Qualità della didattica, diversificazione e flessibilità degli interventi della scuola, potenziamento delle risorse umane e finanziarie a disposizione del sistema e senso di responsabilità: le differenze culturali e sociali si possono affrontare solo in questi termini”. L’assessore regionale alla Scuola, Giovanni Sedioli, ha così commentato e ripreso l’intervento del presidente Errani sul “tetto” per gli alunni stranieri nelle classi italiane, espresso dal presidente nell’ambito della Prima Conferenza sul Piano di Azione Regionale (PAR) per le giovani generazioni.

““La posizione del presidente della Regione Emilia-Romagna Vasco Errani – ha detto Sedioli - affronta ancora una volta, come già in diverse occasioni e in più sedi, i termini di un problema che oggettivamente la posizione del ministro tende a deludere.

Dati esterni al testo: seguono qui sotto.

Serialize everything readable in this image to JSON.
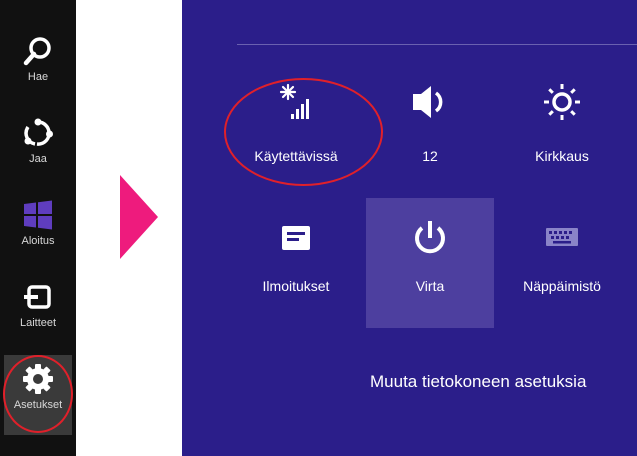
{
  "charms": [
    {
      "name": "search",
      "label": "Hae"
    },
    {
      "name": "share",
      "label": "Jaa"
    },
    {
      "name": "start",
      "label": "Aloitus"
    },
    {
      "name": "devices",
      "label": "Laitteet"
    },
    {
      "name": "settings",
      "label": "Asetukset"
    }
  ],
  "settings_panel": {
    "tiles": [
      {
        "name": "network",
        "label": "Käytettävissä",
        "icon": "network-signal-icon"
      },
      {
        "name": "volume",
        "label": "12",
        "icon": "speaker-icon"
      },
      {
        "name": "brightness",
        "label": "Kirkkaus",
        "icon": "sun-icon"
      },
      {
        "name": "notifications",
        "label": "Ilmoitukset",
        "icon": "notification-icon"
      },
      {
        "name": "power",
        "label": "Virta",
        "icon": "power-icon"
      },
      {
        "name": "keyboard",
        "label": "Näppäimistö",
        "icon": "keyboard-icon"
      }
    ],
    "pc_settings_link": "Muuta tietokoneen asetuksia"
  },
  "colors": {
    "charms_bg": "#111111",
    "panel_bg": "#2b1e8a",
    "highlight": "#4d3f9f",
    "arrow": "#ee1b7d",
    "annotation_ring": "#e0202a"
  }
}
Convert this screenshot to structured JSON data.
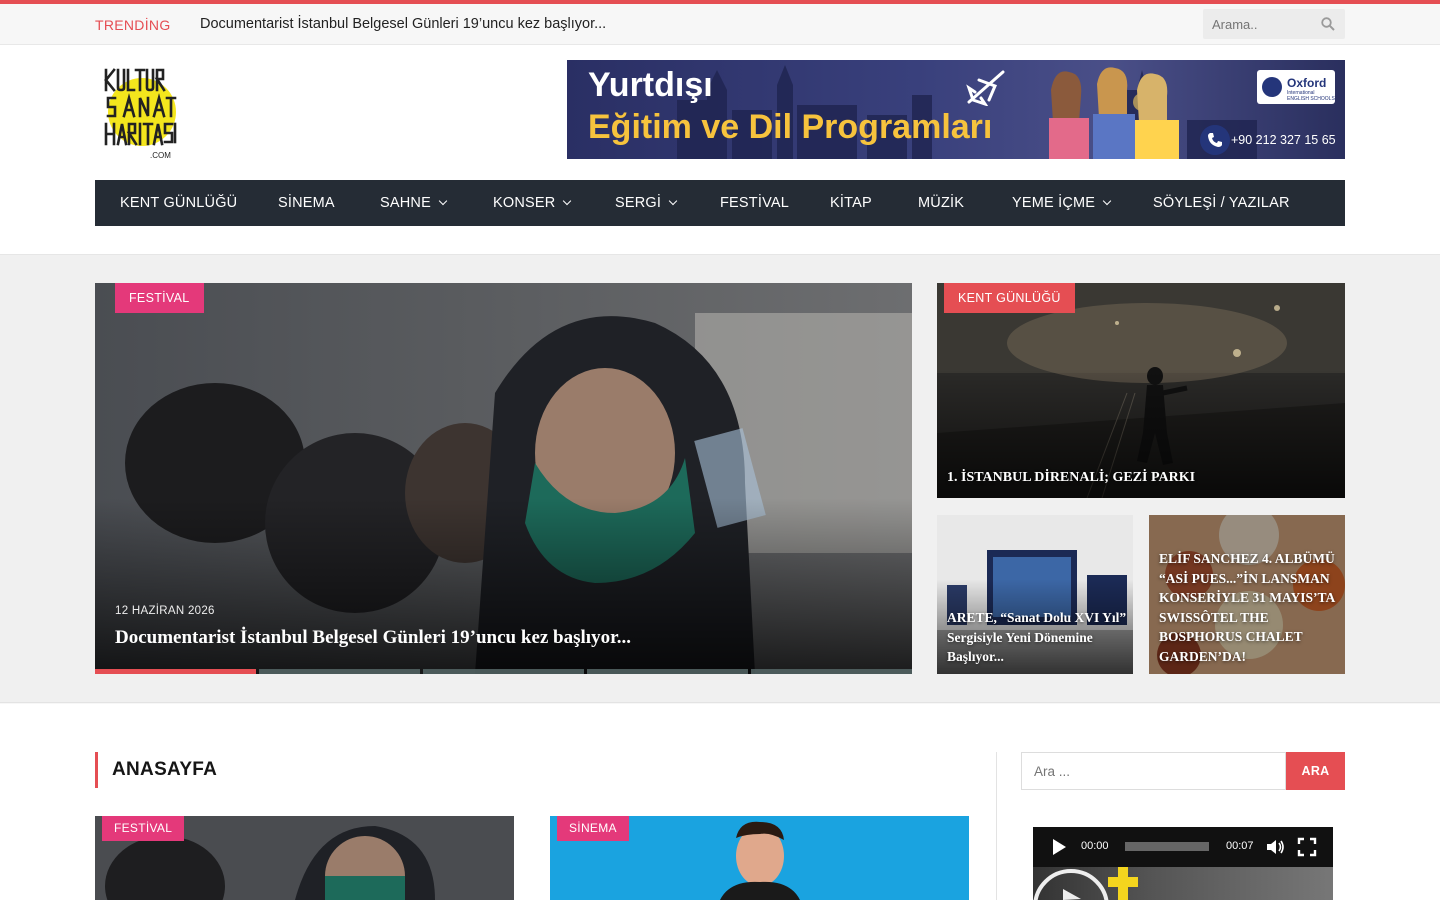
{
  "topbar": {
    "trending_label": "TRENDİNG",
    "trending_text": "Documentarist İstanbul Belgesel Günleri 19’uncu kez başlıyor...",
    "search_placeholder": "Arama.."
  },
  "banner": {
    "line1": "Yurtdışı",
    "line2": "Eğitim ve Dil Programları",
    "brand": "Oxford",
    "brand_sub": "International ENGLISH SCHOOLS",
    "phone": "+90 212 327 15 65"
  },
  "nav": {
    "items": [
      {
        "label": "KENT GÜNLÜĞÜ",
        "dropdown": false
      },
      {
        "label": "SİNEMA",
        "dropdown": false
      },
      {
        "label": "SAHNE",
        "dropdown": true
      },
      {
        "label": "KONSER",
        "dropdown": true
      },
      {
        "label": "SERGİ",
        "dropdown": true
      },
      {
        "label": "FESTİVAL",
        "dropdown": false
      },
      {
        "label": "KİTAP",
        "dropdown": false
      },
      {
        "label": "MÜZİK",
        "dropdown": false
      },
      {
        "label": "YEME İÇME",
        "dropdown": true
      },
      {
        "label": "SÖYLEŞİ / YAZILAR",
        "dropdown": false
      }
    ]
  },
  "featured": {
    "main": {
      "category": "FESTİVAL",
      "date": "12 HAZİRAN 2026",
      "title": "Documentarist İstanbul Belgesel Günleri 19’uncu kez başlıyor..."
    },
    "side_big": {
      "category": "KENT GÜNLÜĞÜ",
      "title": "1. İSTANBUL DİRENALİ; GEZİ PARKI"
    },
    "side_small": [
      {
        "title": "ARETE, “Sanat Dolu XVI Yıl” Sergisiyle Yeni Dönemine Başlıyor..."
      },
      {
        "title": "ELİF SANCHEZ 4. ALBÜMÜ “ASİ PUES...”İN LANSMAN KONSERİYLE 31 MAYIS’TA SWISSÔTEL THE BOSPHORUS CHALET GARDEN’DA!"
      }
    ],
    "slider_active_fraction": 0.2
  },
  "main": {
    "section_title": "ANASAYFA",
    "cards": [
      {
        "category": "FESTİVAL"
      },
      {
        "category": "SİNEMA"
      }
    ]
  },
  "sidebar": {
    "search_placeholder": "Ara ...",
    "search_button": "ARA",
    "video": {
      "current_time": "00:00",
      "duration": "00:07"
    }
  },
  "colors": {
    "accent": "#e54e53",
    "category_pink": "#e4397a",
    "nav_bg": "#252c35"
  }
}
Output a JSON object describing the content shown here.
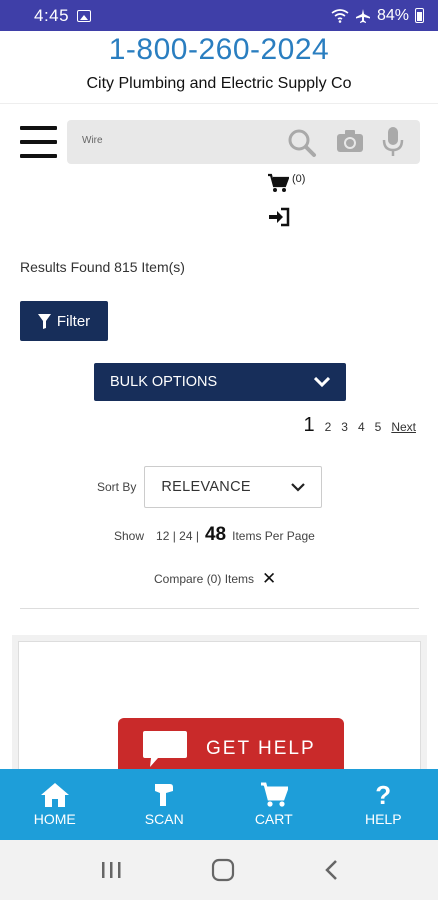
{
  "status_bar": {
    "time": "4:45",
    "battery": "84%"
  },
  "header": {
    "phone": "1-800-260-2024",
    "company": "City Plumbing and Electric Supply Co"
  },
  "search": {
    "placeholder": "Wire"
  },
  "mini_cart": {
    "count": "(0)"
  },
  "results": {
    "text": "Results Found 815 Item(s)"
  },
  "filter": {
    "label": "Filter"
  },
  "bulk": {
    "label": "BULK OPTIONS"
  },
  "pagination": {
    "current": "1",
    "pages": [
      "2",
      "3",
      "4",
      "5"
    ],
    "next": "Next"
  },
  "sort": {
    "label": "Sort By",
    "value": "RELEVANCE"
  },
  "per_page": {
    "label": "Show",
    "options": "12 | 24 |",
    "selected": "48",
    "suffix": "Items Per Page"
  },
  "compare": {
    "label": "Compare (0) Items"
  },
  "promo": {
    "get_help": "GET HELP"
  },
  "bottom_nav": {
    "home": "HOME",
    "scan": "SCAN",
    "cart": "CART",
    "help": "HELP"
  },
  "colors": {
    "status_bar": "#3f3fa8",
    "phone": "#2a7ec0",
    "navy": "#172e5a",
    "nav_blue": "#1e9ed9",
    "help_red": "#c92a2a"
  }
}
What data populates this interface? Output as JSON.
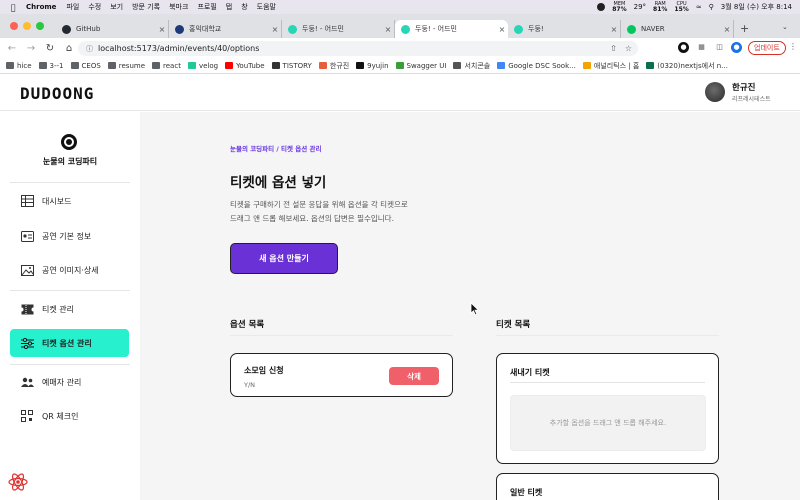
{
  "macbar": {
    "app": "Chrome",
    "menus": [
      "파일",
      "수정",
      "보기",
      "방문 기록",
      "북마크",
      "프로필",
      "탭",
      "창",
      "도움말"
    ],
    "mem_label": "MEM",
    "mem_value": "87%",
    "temp": "29°",
    "ram_label": "RAM",
    "ram_value": "81%",
    "cpu_label": "CPU",
    "cpu_value": "15%",
    "datetime": "3월 8일 (수) 오후 8:14"
  },
  "tabs": [
    {
      "label": "GitHub",
      "color": "#24292f",
      "active": false
    },
    {
      "label": "홍익대학교",
      "color": "#1f3a7a",
      "active": false
    },
    {
      "label": "두둥! - 어드민",
      "color": "#26d6b4",
      "active": false
    },
    {
      "label": "두둥! - 어드민",
      "color": "#26d6b4",
      "active": true
    },
    {
      "label": "두둥!",
      "color": "#26d6b4",
      "active": false
    },
    {
      "label": "NAVER",
      "color": "#03c75a",
      "active": false
    }
  ],
  "address": {
    "url": "localhost:5173/admin/events/40/options",
    "update_label": "업데이트"
  },
  "bookmarks": [
    "hice",
    "3--1",
    "CEOS",
    "resume",
    "react",
    "velog",
    "YouTube",
    "TISTORY",
    "한규진",
    "9yujin",
    "Swagger UI",
    "서치콘솔",
    "Google DSC Sook...",
    "애널리틱스 | 홈",
    "(0320)nextjs에서 n..."
  ],
  "header": {
    "logo": "DUDOONG",
    "user_name": "한규진",
    "user_role": "리프레시테스트"
  },
  "sidebar": {
    "event_name": "눈물의 코딩파티",
    "items": [
      {
        "label": "대시보드",
        "icon": "table-icon"
      },
      {
        "label": "공연 기본 정보",
        "icon": "id-card-icon"
      },
      {
        "label": "공연 이미지·상세",
        "icon": "image-icon"
      },
      {
        "label": "티켓 관리",
        "icon": "ticket-icon"
      },
      {
        "label": "티켓 옵션 관리",
        "icon": "sliders-icon"
      },
      {
        "label": "예매자 관리",
        "icon": "users-icon"
      },
      {
        "label": "QR 체크인",
        "icon": "qr-icon"
      }
    ],
    "active_index": 4
  },
  "main": {
    "breadcrumb": "눈물의 코딩파티 / 티켓 옵션 관리",
    "title": "티켓에 옵션 넣기",
    "description_line1": "티켓을 구매하기 전 설문 응답을 위해 옵션을 각 티켓으로",
    "description_line2": "드래그 앤 드롭 해보세요. 옵션의 답변은 필수입니다.",
    "cta_label": "새 옵션 만들기",
    "options_heading": "옵션 목록",
    "tickets_heading": "티켓 목록",
    "options": [
      {
        "name": "소모임 신청",
        "type": "Y/N",
        "delete_label": "삭제"
      }
    ],
    "tickets": [
      {
        "name": "새내기 티켓",
        "dropzone": "추가할 옵션을 드래그 앤 드롭 해주세요."
      },
      {
        "name": "일반 티켓"
      }
    ]
  },
  "colors": {
    "accent_mint": "#26f0cd",
    "primary_purple": "#6a31d6",
    "delete_red": "#f0606b"
  }
}
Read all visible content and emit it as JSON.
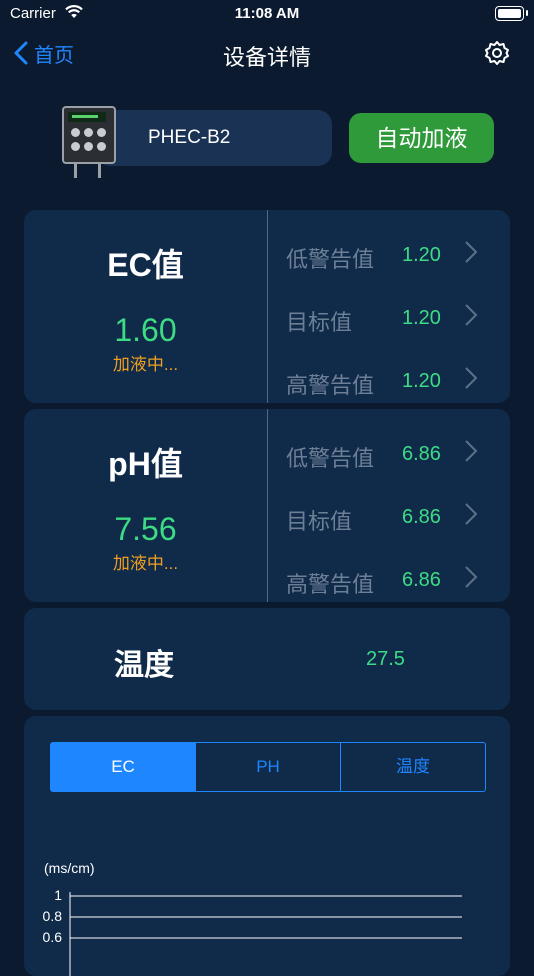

Errani, che ha espresso il proprio pensiero nella veste di presidente della Regione Emilia-Romagna, ha sottolineato come la presenza di alunni stranieri, particolarmente rilevante in questa regione grazie a reali politiche di integrazione già in atto, non può essere affrontata come un problema numerico bensì sul piano dell’organizzazione e della qualità della didattica. Le differenze culturali e sociali, che non riguardano solo gli alunni stranieri, vanno affrontate con la diversificazione e la flessibilità degli interventi della scuola e per questo è necessario potenziare le risorse umane e finanziarie a disposizione del sistema. Nelle posizioni ministeriali non appare invece alcun dato di investimenti in questa direzione, e restano confermate a tutti i livelli le politiche dei tagli.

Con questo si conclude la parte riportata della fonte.